Saturday, September 20, 2008

Bill Gates, the technical leader

Everybody knows Bill Gates, the business leader. He visualized the impact of Personal Computers and systematically monetized it to create monopolies in OS and applications markets. Bill Gates also played the role of a technical leader with passion. Here I have tried to create an image of Bill, the technical leader based on Cusumano’s classic book Microsoft Secrets and Bill’s interview at National Museum of American History. Unless stated all the statements below are from Bill.

Seeing “The most technical” as competitive edge: "We were more comprehensive. We weren't the largest. There was a time that MicroPro with WordStar was bigger. There was a time when Visicorp was bigger. There was a time when Lotus, with the early years of 1-2-3s incredible success, was bigger than we were. But we were always the most technical. Whenever anybody else in the software industry wanted to know where we thought things were going, they'd come and talk to us. Because our vision, we shared; we didn't view that as some competitive edge."

Bill’s product understanding: Dave Maritz, former test manager, Windows/MSDOS says, “He is a maniac. Bill knows more about the product than any of us. And you go into the meetings and you come out just sweating because, if there is any flaw, he will land on it immediately and pick it to bits. He is just unbelievable.” Bill himself says, “The products that comprise 80% of our revenues, I choose to understand very very deeply”.

Bill’s strategic memo: Bill used to write strategic memos four to five times a year. One such memo was on “Some of the big technical challenges we face and who is going to own particular solutions and what solutions are the right ones from the strategic point of view”

Bill on code review: If a project really appears to be broken, then you want an independent review of the code. Very early in the company I’d say, “Hey, give me the source code. I’ll take it home.” I can’t do that now. So I take somebody a D14 or D15 (top technical ranks) and say, “Go dig into this thing and let me know”.

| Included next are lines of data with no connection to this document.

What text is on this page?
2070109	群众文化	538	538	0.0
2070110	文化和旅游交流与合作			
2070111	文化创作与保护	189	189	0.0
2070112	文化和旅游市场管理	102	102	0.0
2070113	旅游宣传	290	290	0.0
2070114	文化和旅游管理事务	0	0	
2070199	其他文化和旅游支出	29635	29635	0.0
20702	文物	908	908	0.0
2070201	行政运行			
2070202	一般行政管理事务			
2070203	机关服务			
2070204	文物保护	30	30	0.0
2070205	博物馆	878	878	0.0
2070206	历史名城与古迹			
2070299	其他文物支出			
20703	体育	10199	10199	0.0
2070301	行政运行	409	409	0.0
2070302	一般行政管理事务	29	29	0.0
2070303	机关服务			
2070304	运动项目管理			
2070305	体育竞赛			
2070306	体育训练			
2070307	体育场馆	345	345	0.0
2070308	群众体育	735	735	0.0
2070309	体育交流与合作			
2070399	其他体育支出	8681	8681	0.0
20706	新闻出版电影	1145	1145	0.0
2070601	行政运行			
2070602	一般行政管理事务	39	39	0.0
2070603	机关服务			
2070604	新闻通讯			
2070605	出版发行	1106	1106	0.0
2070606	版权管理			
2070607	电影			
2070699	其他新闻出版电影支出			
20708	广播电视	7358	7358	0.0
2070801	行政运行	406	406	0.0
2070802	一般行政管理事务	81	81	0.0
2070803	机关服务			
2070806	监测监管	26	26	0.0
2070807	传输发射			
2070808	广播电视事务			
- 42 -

Bill on code sharing: I believe in code sharing across the groups. I’ve imposed on them the necessity to get this thing from this group and that thing from that group, and those groups don’t work for them. If they want to point out some massive bug, it’s important to bring that out in the discussion.

On letting go: Well, at first, I wouldn’t let anybody write any code. I went in and took every statement that anybody else had written in BASIC and rewrote it myself, just because I didn’t like the way they coded. But then we had products like FORTRAN and COBOL, where all I did was make sure that we were designing to the right spec and review the basic algorithms… I have not delegated the general idea of products to develop (in early 90s).

1 comment:

  1. Vinay,

    One another way is to look at the growth of Microsoft to growth of Bill Gates the person - you could see that MS grew as BG grew from a geek to programmer to business man to chief mentor / evalgelist to world leader.